We live in a world of big data, with multi-terabyte databases and data warehouses with billions of lines of records. It’s a world with lots of analytical opportunities and, at the same time, a whole new raft of problems. Scale has its definite benefits, but it makes it hard to move data around our data centers and clouds, especially when we want to share it with other teams in the business.
Traditionally we’d have just copied the data, passing it on to developers and business analysts as needed. Instead, what’s needed is a way to share data from the source quickly and securely, while still allowing users to make changes and have full access to the data.
Why use Azure Data Share?
Azure Data Share is Microsoft’s managed data sharing platform, working with Azure storage to deliver either snapshots of data or use in-place sharing to give you the best of both worlds. Along with data management tooling, there’s a governance layer so you can see who has access and control how and when they get updates.

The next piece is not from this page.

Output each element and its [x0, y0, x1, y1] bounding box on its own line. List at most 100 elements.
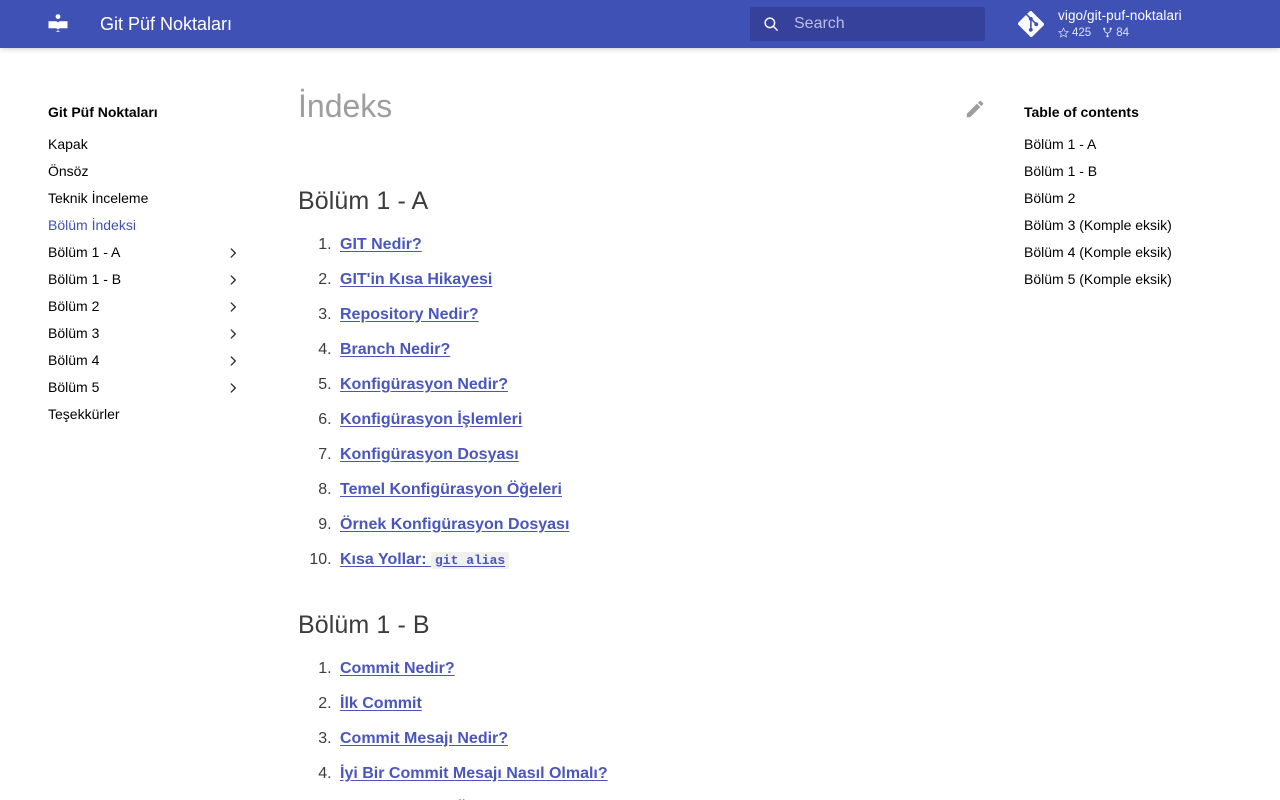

Setting up a data sharing environment is hard; you need to find effective ways of partitioning data and providing download capabilities. That means having dedicated infrastructure and bandwidth, especially if you have a lot of partners or if you’re commercializing the data you have and selling it to customers.
Those requirements are a significant blocker to building an effective data economy, requiring significant investment on both sides of a partnership to work with shared data. Working inside Azure with Azure Data Share means that you have a scalable data environment that expands on-demand, while cloud-hosted, serverless systems can handle the data extraction, compression and delivery process for you. There’s no need to build or manage software or infrastructure, it’s all automatically managed for you.
Azure Data Share offers different sharing models for different types of data storage in Azure. Most require sharing snapshots of your data, updating it as new snapshots are released. This does mean that anyone consuming your data will need connectivity and storage, though things are considerably simpler if you’re both in the same Azure region. Some options, like Azure Data Lake, offer incremental snapshot support, sending changes rather than entire tables or databases.
How to get started with Azure Data Share
Working with Azure Data Share is simple enough; all you need is storage in Azure and an Azure account with appropriate permissions for your storage account. There are different ways of working with different sources, so be sure you’re familiar with the necessary techniques for your share. You’ll need to start by giving Azure access to your data source, using the Azure firewall tools.
With the appropriate prerequisites in place, you’re ready to start sharing data. Select the data you want to share and set up a publication schedule. Users get an invitation by email and once accepted receive their first data snapshot into their Azure storage account. There’s no need to share all your data, you can select a set of records to share, giving access to a slice of storage.
Where data is updated regularly, you can set a snapshot schedule for new releases or for incremental updates. This can be hourly or daily, and users can subscribe to releases as and when they need them. One important aspect of the sharing process is that users can choose where the data is delivered, so if you’re sharing, say key values from an Azure Blob, the user can choose to have that delivered directly into an Azure Data Lake ready for analysis.
If you’re using Azure Data Explorer, you can set up an in-place share as an alternative to snapshots. This provides a direct link to your store, so users can read and query data directly while treating it as if it was in their own subscription. Any changes you make will be available instantly. Not everyone will need this level of access, though it will be extremely useful for internal development teams who need access to live data for application testing.
While much of the Azure Data Share tooling is available through the Azure portal there are also REST APIs, so you can build software around your data shares. The APIs let you add a data sharing portal to a site or help you construct and manage a consortium where data is provided by different organisations and the resulting aggregate shared to everyone in the consortium.
How secure is Azure Data Share, and how much does it cost?
At the heart of Azure Data Share is Azure’s security tooling, particularly Azure Active Directory’s support for managed identities. This allows controlled access to stores, without either party in the connection getting access to the other’s credentials. There are three types of users, Owners, Contributors and Readers. Owners and Contributors can manage their share directly, while Readers can only view shared data. You always control the data you share with tooling to manage and monitor Readers. It’s important to note that data is never held in the Azure Data Share service, it’s purely a way of connecting two Azure storage accounts. Some metadata about the data being offered is held, but that’s all.
That level of control is perhaps the most important aspect of the Azure Data Share platform. It means as a provider you can control who has access and how often they can get updates to shared data. Users get some control, managing invitations to shared data and choosing how they use that data.
Pricing is reasonable, 5 cents to move a snapshot from source to destination, and 50 cents per vCore-hour to create the snapshots (charged per minute and rounded up). That compares well with the costs associated with building and running your own infrastructure, and it could make hybrid-data sharing an option if you have a direct connection or a high-speed VPN connection between your data center and Azure. Data can be transferred between Azure regions: a source in the Western United States can be used in East Asia, with all transfers happening inside Azure’s own network.
If you’re a data consumer, using Azure Data Share gives you more data to use in your applications. Datasets can be combined with your own data, or used with your own analytics algorithms, or as part of your own machine learning training data. There’s really no limit to what you can do with it, whether it’s a snapshot or in-place sharing, it’s data.